Reputation: 31
I'm quite new to Git and I would like to get some advice.
I forked a project project/project.git from github and I have the remote copy repo as myname/project.git. I also have the local copy of this repo on my machine. I made some commits, pushed them to my remote repo, but my question is that how the author will know I made that commits and to pull them into the original project repo?
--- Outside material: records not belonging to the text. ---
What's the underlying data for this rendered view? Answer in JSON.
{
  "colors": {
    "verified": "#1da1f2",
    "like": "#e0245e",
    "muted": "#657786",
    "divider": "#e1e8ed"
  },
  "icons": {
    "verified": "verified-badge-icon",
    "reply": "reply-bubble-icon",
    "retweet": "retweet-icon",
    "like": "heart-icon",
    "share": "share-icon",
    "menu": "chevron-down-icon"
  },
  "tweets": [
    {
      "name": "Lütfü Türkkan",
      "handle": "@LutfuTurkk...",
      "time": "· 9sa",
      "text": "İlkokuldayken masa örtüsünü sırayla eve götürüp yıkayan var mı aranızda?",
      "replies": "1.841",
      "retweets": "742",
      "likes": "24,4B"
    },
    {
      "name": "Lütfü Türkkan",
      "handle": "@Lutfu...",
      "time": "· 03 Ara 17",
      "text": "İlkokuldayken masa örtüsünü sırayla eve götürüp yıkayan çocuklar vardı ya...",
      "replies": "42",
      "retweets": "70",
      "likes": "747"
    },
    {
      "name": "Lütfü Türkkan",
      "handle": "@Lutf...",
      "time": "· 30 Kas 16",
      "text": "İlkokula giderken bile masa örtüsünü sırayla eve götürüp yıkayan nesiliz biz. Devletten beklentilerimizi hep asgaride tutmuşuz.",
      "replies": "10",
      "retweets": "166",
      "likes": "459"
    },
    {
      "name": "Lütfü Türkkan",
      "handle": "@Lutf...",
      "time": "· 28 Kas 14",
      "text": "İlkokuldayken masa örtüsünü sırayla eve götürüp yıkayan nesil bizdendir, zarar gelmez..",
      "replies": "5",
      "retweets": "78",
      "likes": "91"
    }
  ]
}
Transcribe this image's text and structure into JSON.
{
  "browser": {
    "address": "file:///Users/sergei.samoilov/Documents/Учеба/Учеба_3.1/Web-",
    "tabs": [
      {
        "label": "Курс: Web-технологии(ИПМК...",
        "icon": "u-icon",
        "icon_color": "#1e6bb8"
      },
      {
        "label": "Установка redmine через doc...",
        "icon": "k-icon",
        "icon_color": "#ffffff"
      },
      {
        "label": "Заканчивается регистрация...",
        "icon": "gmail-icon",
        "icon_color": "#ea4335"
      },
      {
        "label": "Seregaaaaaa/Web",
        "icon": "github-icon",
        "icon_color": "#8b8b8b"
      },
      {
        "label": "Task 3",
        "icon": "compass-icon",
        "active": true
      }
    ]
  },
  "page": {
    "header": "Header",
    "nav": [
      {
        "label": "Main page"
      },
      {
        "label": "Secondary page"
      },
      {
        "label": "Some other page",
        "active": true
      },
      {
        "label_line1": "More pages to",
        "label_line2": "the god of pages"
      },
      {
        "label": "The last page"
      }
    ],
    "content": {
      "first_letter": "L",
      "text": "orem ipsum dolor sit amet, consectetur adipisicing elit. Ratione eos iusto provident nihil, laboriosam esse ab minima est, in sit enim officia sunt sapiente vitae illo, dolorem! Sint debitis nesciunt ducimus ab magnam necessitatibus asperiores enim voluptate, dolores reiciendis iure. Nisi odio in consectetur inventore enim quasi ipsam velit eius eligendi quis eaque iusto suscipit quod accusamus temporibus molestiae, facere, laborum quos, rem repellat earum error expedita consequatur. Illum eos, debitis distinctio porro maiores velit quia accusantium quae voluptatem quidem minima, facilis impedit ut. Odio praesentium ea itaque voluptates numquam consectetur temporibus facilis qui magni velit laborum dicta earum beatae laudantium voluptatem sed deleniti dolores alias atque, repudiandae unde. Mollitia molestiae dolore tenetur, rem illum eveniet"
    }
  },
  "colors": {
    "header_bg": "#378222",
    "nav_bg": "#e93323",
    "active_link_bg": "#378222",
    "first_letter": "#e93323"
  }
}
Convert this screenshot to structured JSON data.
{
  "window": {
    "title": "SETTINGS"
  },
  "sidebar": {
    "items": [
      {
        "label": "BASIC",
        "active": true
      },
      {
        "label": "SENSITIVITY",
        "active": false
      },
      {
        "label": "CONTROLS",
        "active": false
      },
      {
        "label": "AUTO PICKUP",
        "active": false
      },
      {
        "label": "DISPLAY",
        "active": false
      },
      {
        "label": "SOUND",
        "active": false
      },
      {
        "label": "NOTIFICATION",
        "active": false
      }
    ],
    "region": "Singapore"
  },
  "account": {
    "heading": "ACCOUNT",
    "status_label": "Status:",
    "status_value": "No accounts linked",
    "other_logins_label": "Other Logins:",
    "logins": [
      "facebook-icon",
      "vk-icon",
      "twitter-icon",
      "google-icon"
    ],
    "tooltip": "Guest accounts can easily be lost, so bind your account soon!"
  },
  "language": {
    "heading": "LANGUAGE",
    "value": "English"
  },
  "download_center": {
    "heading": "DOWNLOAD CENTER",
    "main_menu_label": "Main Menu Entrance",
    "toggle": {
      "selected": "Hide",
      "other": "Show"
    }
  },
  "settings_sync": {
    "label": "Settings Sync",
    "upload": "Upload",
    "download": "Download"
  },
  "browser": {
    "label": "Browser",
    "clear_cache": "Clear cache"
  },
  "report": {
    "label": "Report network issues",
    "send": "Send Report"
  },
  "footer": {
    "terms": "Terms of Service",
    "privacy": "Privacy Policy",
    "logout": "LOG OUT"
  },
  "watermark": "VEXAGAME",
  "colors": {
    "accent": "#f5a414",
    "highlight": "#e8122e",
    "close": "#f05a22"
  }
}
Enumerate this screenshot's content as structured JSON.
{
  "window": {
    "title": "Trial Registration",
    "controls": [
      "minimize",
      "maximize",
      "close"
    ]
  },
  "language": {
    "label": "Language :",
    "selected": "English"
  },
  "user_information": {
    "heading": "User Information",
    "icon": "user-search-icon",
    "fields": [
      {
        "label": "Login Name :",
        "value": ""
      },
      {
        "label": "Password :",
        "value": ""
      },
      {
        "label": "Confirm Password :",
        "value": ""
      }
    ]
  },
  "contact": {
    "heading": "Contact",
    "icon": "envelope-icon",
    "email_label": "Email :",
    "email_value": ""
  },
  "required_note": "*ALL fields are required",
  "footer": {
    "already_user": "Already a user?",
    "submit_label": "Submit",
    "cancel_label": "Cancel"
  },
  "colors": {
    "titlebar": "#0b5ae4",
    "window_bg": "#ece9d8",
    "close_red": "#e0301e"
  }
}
Is there an automatic notification that does this? how should I send him a pull request maybe from command line? thanks
Upvotes: 3
Views: 103
Reputation: 3284
Another possibility for the original author is to have a look at the "Fork Queue" every now and then; however, if you want to notify the author yourself, go ahead and create a pull request.
See https://github.com/blog/270-the-fork-queue
The important part, which is done by the author of the original repo, is:
Just to be clear – the suggested workflow for this would be to use the tool to pull in patches from forks into a testing branch and ignore the ones that aren’t ready or don’t apply.
Then you would want to fetch that branch down and test the code before merging or rebasing it into your master branch.This allows you to do a email patch style workflow without actually having to deal with patches over email or having to add a remote to your local repo every time someone submits something.
However, there is no automatic notification associated with new commits made on those forks, which is probably why the Fork + Pull Model
has been put in place.
Upvotes: 2
Reputation: 1328982
You would send the original author a pull request from the GitHub web interface itself, not from your local machine.
See "Send pull requests" on GitHub.
Note that it is best for you to pull first from the original repo (to make sure you got everything published in said original repo since you forked it), and then, if everything still works (your local modifications + the evolutions from the original repo), push to your fork and make your pull request.
See "What is the difference between origin and upstream in github" for more.
There is nothing "automatic" in that process: you only select the commits you want in your pull request (ie all your new commits are not necessarily part of your pull request).